In fact, the survey indicated that this lack of skills has caused 2 out of 3 Australians to claim that they put up with technology they believe was not performing as well as it could.
The survey conducted by Galaxy Research for computer support company Gizmo focused on 514 computer users.
"Consumers are buying up big on new technology but many are struggling to get the most out of these investments," News.com.au quoted Gizmo chief executive Brett Chenoweth, as saying.
From what he said, a number of people do not know how to fix minor problems and also are unable or get the most out of their computer.

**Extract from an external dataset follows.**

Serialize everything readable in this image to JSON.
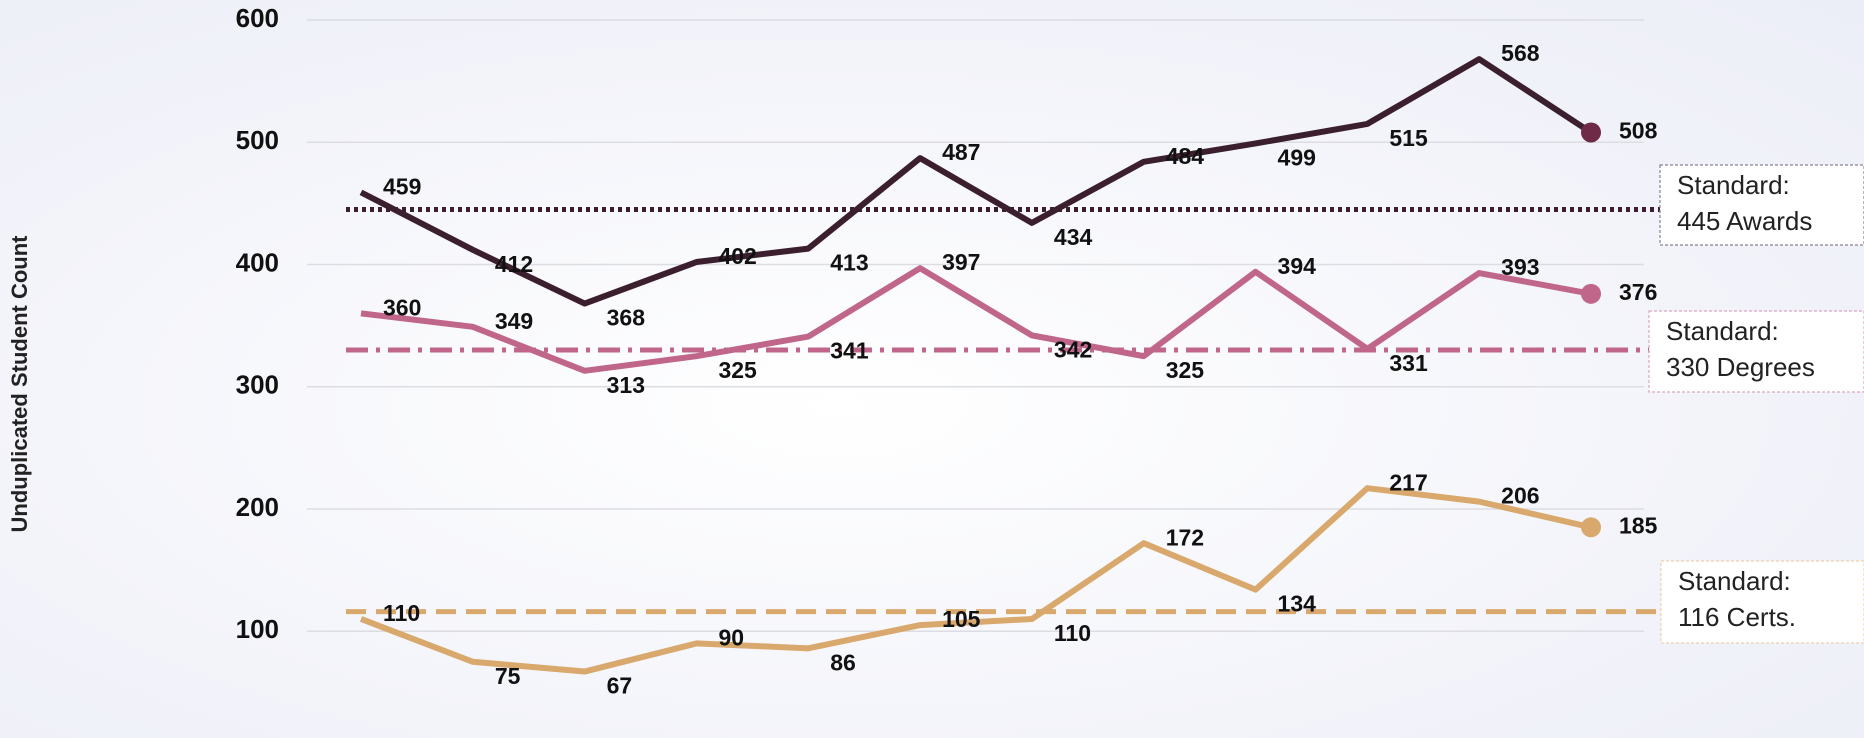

"The computer skills of many Australians are lagging between five and 10 years behind the technology features they have in their homes," said Chenoweth.
Usually, such users tend to come up with a range of complaints, including, too slow to boot up (35 per cent); frequent pop-ups and error messages (25 per cent); and not able to "talk" to other devices such as printers or other PCs (22 per cent).
There are also other complains that include: equipment being old or broken; not being able to stream music; and losing data.
In fact, it was also revealed that most people do not know how to set up wireless networks and this causes many of them to go for duplicate equipment or services they actually don't need.
"Many are just buying the latest technology because they are captivated by a few key features, not realising those features might already exist in their homes," said Chenoweth.
The people lag so much behind in technology that 40 per cent of those surveyed with two or more computers had not even enabled file sharing. In fact, 11 per cent admitted that they paid for two or more Internet connections, while they could easily have a network server installed.
Every 1 in 3 Australians admitted to having two or more printers in their household, but still less than half (46 per cent) could not print from all computers to all printers, without swapping files or cables.